Dealings with Specific Phone Companies
Resisting the federal tax on telephone service can be a very simple process, as described on other pages. On this page and the linked pages you will find some stories of long-time phone tax resisters. Some have had relatively easy experiences, and some have had more complicated experiences with phone companies, but continue to resist nonetheless. We are presenting these stories to help you along the way — if it turns out you need help. Remember, the main thing to watch for is that the phone company does credit the tax, rather than build up a “past due” on your bill.
You can read the official IRS Procedure for Telephone Companies. Note this text in particular: “If the person from whom the tax is required to be collected refuses to pay it or if for any reason it is impossible for the collecting agent to collect the tax from that person, the collecting agent is required to report to the [IRS] Commissioner the name and address of that person, the nature of the facility provided or service rendered, the amount paid therefore, and the date on which paid.”
Here are some links to descriptions of experiences telephone tax refusers have had with a variety of telephone service providers:
- Century Link
- Archived stories: Cingular, T-Mobile, SBC, Bell South, Qwest, Verizon Wireless
July 2014 note from friends in Wisconsin
(we’ll add the phone company name when we have it)
We had a recent bout with the phone company over federal tax. Over 28 years, the unpaid balance finally exceeded their accountants acceptable level. They sent us a disconnect letter. We pointed out that it was all unpaid federal tax and no actual service fees. They checked with their lawyer, we checked with ours… this website! We did some math and pointed out how much we have paid them over the years and suggested the federal tax was just a very small amount in comparison.
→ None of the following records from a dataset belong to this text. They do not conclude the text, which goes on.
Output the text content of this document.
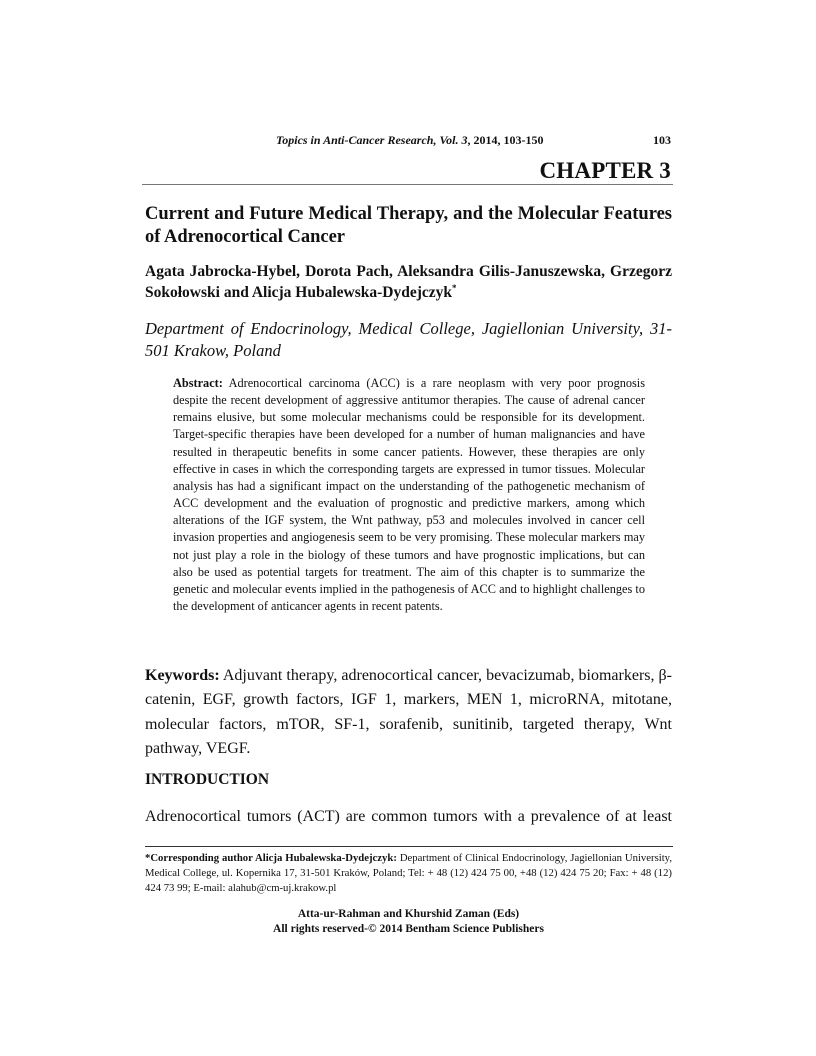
Topics in Anti-Cancer Research, Vol. 3, 2014, 103-150	103
CHAPTER 3
Current and Future Medical Therapy, and the Molecular Features of Adrenocortical Cancer
Agata Jabrocka-Hybel, Dorota Pach, Aleksandra Gilis-Januszewska, Grzegorz Sokołowski and Alicja Hubalewska-Dydejczyk*
Department of Endocrinology, Medical College, Jagiellonian University, 31-501 Krakow, Poland
Abstract: Adrenocortical carcinoma (ACC) is a rare neoplasm with very poor prognosis despite the recent development of aggressive antitumor therapies. The cause of adrenal cancer remains elusive, but some molecular mechanisms could be responsible for its development. Target-specific therapies have been developed for a number of human malignancies and have resulted in therapeutic benefits in some cancer patients. However, these therapies are only effective in cases in which the corresponding targets are expressed in tumor tissues. Molecular analysis has had a significant impact on the understanding of the pathogenetic mechanism of ACC development and the evaluation of prognostic and predictive markers, among which alterations of the IGF system, the Wnt pathway, p53 and molecules involved in cancer cell invasion properties and angiogenesis seem to be very promising. These molecular markers may not just play a role in the biology of these tumors and have prognostic implications, but can also be used as potential targets for treatment. The aim of this chapter is to summarize the genetic and molecular events implied in the pathogenesis of ACC and to highlight challenges to the development of anticancer agents in recent patents.
Keywords: Adjuvant therapy, adrenocortical cancer, bevacizumab, biomarkers, β-catenin, EGF, growth factors, IGF 1, markers, MEN 1, microRNA, mitotane, molecular factors, mTOR, SF-1, sorafenib, sunitinib, targeted therapy, Wnt pathway, VEGF.
INTRODUCTION
Adrenocortical tumors (ACT) are common tumors with a prevalence of at least
*Corresponding author Alicja Hubalewska-Dydejczyk: Department of Clinical Endocrinology, Jagiellonian University, Medical College, ul. Kopernika 17, 31-501 Kraków, Poland; Tel: + 48 (12) 424 75 00, +48 (12) 424 75 20; Fax: + 48 (12) 424 73 99; E-mail: alahub@cm-uj.krakow.pl
Atta-ur-Rahman and Khurshid Zaman (Eds)
All rights reserved-© 2014 Bentham Science Publishers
It took some time, but the phone company forgave the tax owed and said they could forgo putting it on our bill. We did celebrate the victory with some wine, but when the next phone bill came, it was the same as it always was and we have just started accumulating an unpaid tax balance again. Hopefully in another 28 years we can have the same conversation or better yet, federal tax will no longer be charged and best yet, taxes won’t be used to pay for war!
40 Years of Phone Tax Resistance
Southwestern Bell (1970–73), New York Telephone-NYNEX-Bell Atlantic-Verizon (1973–2002), AT&T (2003 to present)
In 1970 I began refusing to pay the federal excise tax on telephone service and have used several different carriers since then. In the early 1970s when I lived in Austin, Tex., Southwestern Bell was the easiest phone company to use. All they required was one letter from me and after that they automatically removed the tax from every bill.
When I moved to New York City in 1973, the various incarnations of the local carrier (Verizon, formerly Bell Atlantic, formerly NYNEX, formerly New York Telephone) had me jump through a variety of hoops over the years. At one point I needed to enclose a letter with every bill payment, then one letter to the business office was sufficient for them to automatically remove the tax from every subsequent bill, then I needed to call them every month, then a letter needed to be sent to the business office every month. In the end (through 2002), Verizon became the most difficult company. Despite all my letters and periodic telephone calls, they would accumulate (over a period of a year or more) a large balance on my bill that I would eventually succeed in getting removed. I found someone in their business office who I could call every few months, and she would have the tax removed. In no case was I ever forced to pay the tax or was my phone service ever discontinued.
Throughout all these years, AT&T has usually been my long distance carrier. At times they required a monthly letter but would never accumulate the tax or threaten to cut off service. When I switched my local service to AT&T as well (in late 2002), they provided me with a form to fill out that included “war tax” as one of the options to check off as to why I wasn’t paying. After that, the federal excise tax was automatically taken off the bill.
Over the years I learned that when the initial customer service person balked or didn’t understand (“You have to provide a form proving you’re tax exempt”), asking for a supervisor, contacting the business office directly, and most of all persistence eventually paid off.
The phone companies always say they will report my nonpayment to the IRS on a quarterly basis. However, I have not been directly contacted by the IRS about my nonpayment of the federal excise tax since the early 1980s. And in only one (or was it two?) instance did the IRS ever pursue me over the telephone tax. That was in the early 1970s in Austin when they went to the university where I worked as a teacher and had my whole salary (about $250) seized for about $5 in the tax. Several months later the IRS refunded the balance of what they seized minus the tax but PLUS the interest accumulated on that balance over-seized, which almost wiped out the tax they took!